Векки посмотрела на Него, потом в зеркало напротив и тут же отвела взгляд.
– Учится, похоже, – сказала она Бобу.
Он раскурил трубку. Спичка дрожала.
– Не знаю, надо ли нам идти в церковь Святого Иосифа, – задал Брайер риторический вопрос. – Заупокойная по Эфраиму сегодня. Только мы с тобой, разумеется, – добавил он поспешно, – после того как Харвест с Джейми из школы придут.
– Думаю, это нормально, – задумалась Векки, – все-таки четверо здесь останутся.
– Стоило, думаешь, Джейми сегодня в школу ходить? – сомневался Боб. – Рука у него еще здорово болит.
– Он держится молодцом, – сказала Векки гордо. – Так или иначе, Харвест же не водит, а им надо еще заехать в Звериный приют, не правда ли?
– Конечно, конечно, – тут же согласился Боб, – в следующий раз пусть Рон с Баунти пойдут. Джейми и Харвест нельзя так часто, это будет подозрительно выглядеть.
– И потом, есть же зоомагазины, – предложила Векки.
– И бродячие животные, – добавил Боб.
– Первая сама пришла, – напомнила ему Векки. – Котенок, черный с белым. Может?.. – Невысказанная мысль повисла в воздухе.
– Нет, нет, я не думаю. Помнишь, что Джейми нам сказал. Он обещал.
– С тех пор было два котенка. Не кажется тебе, что?..
– Нет. Это не в счет, не думаю. Ему хочется чего-то этакого. Особенного.
– Вроде чего? – В голосе появилась дрожь.
Боб положил свою руку поверх ее.
– Не наше дело! – Его голос стал резким. – Их дело. Джейми и…
– Оно может сделать так, что это станет нашим делом. – Женщина посмотрела на малиновую кошку.
– Как насчет этой «недвижимой» женщины? – Боб переменил тему. – Этой жуткой бабы? Эйлин, Эйлин Гуч. Она опять надоедала своими звонками?
– Вчера два раза, сегодня один. Может, продать ей что-нибудь, ну, кусочек? Несколько акров?
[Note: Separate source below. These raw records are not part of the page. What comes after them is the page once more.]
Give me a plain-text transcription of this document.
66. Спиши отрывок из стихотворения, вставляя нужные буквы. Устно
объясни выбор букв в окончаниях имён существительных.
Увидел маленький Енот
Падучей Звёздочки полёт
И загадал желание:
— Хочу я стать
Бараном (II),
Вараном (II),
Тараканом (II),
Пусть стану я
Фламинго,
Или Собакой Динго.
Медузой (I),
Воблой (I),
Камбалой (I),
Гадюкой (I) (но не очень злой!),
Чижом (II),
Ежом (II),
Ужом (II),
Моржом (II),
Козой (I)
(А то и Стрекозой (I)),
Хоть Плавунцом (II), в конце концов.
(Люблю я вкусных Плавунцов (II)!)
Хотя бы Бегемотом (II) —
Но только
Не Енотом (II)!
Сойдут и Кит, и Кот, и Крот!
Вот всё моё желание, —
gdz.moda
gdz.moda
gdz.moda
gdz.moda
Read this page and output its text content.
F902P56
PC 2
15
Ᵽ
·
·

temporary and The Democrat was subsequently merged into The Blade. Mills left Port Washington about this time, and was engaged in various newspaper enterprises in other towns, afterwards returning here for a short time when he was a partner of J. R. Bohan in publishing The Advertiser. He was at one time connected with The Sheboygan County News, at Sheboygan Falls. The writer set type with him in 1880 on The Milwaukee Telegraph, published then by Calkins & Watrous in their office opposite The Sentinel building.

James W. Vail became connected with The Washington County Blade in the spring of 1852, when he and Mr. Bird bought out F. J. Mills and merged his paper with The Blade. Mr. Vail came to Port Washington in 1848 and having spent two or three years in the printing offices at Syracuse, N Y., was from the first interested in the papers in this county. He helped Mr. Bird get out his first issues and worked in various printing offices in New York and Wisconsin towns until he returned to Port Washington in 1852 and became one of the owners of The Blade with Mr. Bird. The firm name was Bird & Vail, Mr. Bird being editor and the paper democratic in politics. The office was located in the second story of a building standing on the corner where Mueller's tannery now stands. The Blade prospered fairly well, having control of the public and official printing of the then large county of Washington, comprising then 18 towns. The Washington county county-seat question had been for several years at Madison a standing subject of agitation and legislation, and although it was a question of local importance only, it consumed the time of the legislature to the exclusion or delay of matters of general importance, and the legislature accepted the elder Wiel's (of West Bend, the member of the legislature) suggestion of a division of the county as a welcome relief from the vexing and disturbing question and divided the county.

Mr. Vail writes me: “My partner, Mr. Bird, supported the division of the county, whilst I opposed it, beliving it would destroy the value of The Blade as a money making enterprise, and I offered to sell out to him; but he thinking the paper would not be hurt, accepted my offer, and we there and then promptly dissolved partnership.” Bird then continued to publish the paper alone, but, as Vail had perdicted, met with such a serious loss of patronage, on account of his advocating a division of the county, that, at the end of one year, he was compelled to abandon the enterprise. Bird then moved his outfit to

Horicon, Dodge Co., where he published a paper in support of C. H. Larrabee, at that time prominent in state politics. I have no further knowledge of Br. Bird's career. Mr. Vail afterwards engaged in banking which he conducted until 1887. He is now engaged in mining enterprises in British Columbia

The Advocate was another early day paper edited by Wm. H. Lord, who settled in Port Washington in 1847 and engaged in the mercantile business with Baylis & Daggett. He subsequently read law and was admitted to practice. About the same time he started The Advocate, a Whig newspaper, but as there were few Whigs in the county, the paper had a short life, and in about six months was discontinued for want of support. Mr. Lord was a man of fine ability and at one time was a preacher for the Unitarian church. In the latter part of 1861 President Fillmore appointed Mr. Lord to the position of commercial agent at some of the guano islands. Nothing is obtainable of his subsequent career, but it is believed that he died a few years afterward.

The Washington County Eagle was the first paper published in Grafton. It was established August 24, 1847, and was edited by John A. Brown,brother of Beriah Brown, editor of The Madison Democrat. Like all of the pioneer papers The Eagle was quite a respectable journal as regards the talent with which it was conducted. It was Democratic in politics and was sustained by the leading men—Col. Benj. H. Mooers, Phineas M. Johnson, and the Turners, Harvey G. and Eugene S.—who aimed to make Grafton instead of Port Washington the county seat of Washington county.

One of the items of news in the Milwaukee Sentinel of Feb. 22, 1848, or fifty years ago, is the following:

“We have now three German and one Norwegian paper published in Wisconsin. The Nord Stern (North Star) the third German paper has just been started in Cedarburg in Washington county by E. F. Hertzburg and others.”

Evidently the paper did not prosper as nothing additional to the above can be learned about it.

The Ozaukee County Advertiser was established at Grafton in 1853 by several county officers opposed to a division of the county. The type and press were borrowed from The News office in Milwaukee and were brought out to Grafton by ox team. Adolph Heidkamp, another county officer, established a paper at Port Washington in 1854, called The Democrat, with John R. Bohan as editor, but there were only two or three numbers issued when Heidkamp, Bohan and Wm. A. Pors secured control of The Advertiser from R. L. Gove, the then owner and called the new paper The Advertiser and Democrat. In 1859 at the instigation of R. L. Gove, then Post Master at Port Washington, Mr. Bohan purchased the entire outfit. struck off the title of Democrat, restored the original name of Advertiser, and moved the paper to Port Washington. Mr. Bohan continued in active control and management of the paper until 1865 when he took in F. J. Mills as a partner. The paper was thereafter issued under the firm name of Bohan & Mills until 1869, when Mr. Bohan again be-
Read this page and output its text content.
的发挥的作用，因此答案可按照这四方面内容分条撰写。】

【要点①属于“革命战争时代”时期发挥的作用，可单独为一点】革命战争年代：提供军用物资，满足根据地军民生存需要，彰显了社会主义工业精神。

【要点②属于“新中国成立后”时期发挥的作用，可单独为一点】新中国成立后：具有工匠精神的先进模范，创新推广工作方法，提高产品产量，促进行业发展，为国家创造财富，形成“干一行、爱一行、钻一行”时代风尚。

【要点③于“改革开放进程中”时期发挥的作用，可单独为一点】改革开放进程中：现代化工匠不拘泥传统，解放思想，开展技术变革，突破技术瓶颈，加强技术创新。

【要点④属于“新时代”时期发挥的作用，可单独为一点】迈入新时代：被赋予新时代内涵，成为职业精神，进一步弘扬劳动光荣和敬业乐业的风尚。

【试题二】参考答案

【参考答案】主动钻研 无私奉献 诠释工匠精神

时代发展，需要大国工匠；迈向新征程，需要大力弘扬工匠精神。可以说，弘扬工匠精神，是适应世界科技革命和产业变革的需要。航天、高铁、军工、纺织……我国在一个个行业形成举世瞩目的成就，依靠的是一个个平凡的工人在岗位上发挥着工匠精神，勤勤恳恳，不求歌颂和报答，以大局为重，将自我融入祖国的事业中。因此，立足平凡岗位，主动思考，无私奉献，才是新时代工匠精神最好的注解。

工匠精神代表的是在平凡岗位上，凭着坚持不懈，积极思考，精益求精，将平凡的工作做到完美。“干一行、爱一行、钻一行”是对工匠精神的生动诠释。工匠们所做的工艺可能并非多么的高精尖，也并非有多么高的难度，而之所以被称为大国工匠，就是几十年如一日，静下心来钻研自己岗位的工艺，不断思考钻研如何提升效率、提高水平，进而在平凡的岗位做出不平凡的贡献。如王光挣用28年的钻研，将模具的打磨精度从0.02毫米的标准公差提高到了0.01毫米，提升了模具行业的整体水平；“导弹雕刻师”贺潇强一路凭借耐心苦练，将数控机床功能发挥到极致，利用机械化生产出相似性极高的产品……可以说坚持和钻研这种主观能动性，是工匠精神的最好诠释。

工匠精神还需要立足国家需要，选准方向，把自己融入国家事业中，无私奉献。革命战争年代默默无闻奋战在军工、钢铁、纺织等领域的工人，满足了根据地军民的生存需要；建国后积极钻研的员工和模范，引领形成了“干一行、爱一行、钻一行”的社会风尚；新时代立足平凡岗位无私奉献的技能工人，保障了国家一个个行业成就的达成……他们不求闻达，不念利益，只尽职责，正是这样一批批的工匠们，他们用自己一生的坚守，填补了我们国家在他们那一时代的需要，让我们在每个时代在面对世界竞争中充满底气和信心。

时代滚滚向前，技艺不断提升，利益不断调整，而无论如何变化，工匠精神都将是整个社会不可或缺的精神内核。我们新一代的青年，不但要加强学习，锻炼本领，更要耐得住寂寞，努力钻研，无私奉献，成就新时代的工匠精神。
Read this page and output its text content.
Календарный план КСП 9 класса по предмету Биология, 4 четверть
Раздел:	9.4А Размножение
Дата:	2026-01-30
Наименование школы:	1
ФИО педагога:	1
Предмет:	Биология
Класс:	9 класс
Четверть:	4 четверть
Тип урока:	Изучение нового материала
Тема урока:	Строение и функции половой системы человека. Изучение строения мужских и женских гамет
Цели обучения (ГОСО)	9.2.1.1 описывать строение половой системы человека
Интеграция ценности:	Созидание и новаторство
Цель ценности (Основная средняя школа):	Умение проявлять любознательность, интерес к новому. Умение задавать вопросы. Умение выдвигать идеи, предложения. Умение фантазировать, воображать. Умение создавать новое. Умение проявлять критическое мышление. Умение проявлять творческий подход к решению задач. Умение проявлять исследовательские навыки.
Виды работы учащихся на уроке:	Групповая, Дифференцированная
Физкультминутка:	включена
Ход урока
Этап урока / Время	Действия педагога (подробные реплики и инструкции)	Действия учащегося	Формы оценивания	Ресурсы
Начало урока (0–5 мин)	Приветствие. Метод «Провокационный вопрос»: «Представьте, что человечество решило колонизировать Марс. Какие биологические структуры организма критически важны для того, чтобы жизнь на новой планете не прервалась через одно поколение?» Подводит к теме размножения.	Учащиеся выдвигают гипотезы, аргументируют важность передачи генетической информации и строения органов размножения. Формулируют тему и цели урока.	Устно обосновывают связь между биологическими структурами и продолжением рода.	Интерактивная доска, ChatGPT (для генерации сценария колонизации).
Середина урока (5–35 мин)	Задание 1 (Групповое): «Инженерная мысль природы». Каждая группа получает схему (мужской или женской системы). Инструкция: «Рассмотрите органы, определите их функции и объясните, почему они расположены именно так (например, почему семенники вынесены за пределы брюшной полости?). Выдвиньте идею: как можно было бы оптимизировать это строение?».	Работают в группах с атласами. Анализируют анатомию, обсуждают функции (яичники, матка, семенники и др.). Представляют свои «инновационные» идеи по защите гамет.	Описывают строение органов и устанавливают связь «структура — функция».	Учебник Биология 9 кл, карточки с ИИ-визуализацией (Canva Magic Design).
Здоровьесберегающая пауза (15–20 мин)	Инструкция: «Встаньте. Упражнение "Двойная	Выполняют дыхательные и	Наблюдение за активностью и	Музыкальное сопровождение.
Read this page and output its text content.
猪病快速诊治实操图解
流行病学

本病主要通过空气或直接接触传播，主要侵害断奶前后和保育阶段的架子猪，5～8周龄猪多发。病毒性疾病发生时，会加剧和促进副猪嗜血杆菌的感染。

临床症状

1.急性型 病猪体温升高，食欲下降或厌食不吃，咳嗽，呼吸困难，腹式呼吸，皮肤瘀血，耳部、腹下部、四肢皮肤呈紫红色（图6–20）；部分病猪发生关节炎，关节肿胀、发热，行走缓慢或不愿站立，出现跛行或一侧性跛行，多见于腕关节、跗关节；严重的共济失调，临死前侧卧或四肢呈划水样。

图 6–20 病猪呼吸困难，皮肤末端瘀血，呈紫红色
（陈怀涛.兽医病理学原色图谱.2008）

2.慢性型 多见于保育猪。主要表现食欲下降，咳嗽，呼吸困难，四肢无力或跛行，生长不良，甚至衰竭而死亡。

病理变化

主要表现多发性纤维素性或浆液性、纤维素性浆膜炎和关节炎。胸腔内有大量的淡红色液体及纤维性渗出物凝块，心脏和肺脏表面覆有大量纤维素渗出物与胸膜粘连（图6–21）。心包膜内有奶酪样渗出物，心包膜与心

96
– Ты хочешь, чтобы рядом жили люди? Рядом с?.. – Нет! Нет, конечно. Я понимаю, что ты имеешь в виду.
Векки смотрела, как Оно прихорашивалось и мурлыкало. Женщина пыталась прогнать мысль о том, что рядышком будет чей-то дом. Семьи. Маленькие дети. Дети в пределах досягаемости Его непристойного зова. Ее передернуло, ногти вонзились в ладонь.
– Вот что, выпью-ка я чуть-чуть, – сказала она. – А ты?
– Еще одиннадцати. Да, спасибо. Присоединюсь, по жалуй.
Ужин получился ранний, так что Боб с Векки смогли пойти на службу по Эфраиму. Харвест проводила их глазами от двери, потом подошла к машине.
– Вы будете читать какую-то особую молитву? – спросила она в сомнении.
– Ты думаешь, это что-то даст? – парировал отец. – Похоже, что нет. – Она устало пожала плечами.
Время еле волочилось, подбиралось к десяти, а взрослых все не было. Еще несколько дней назад они бы схватились за представившуюся возможность побыть с глазу на глаз. Романы казались теперь воспоминанием: так, мечты. Бывает, взрослые вспоминают времена, когда взрослость была обещанием бессчетных мороженых с ликером.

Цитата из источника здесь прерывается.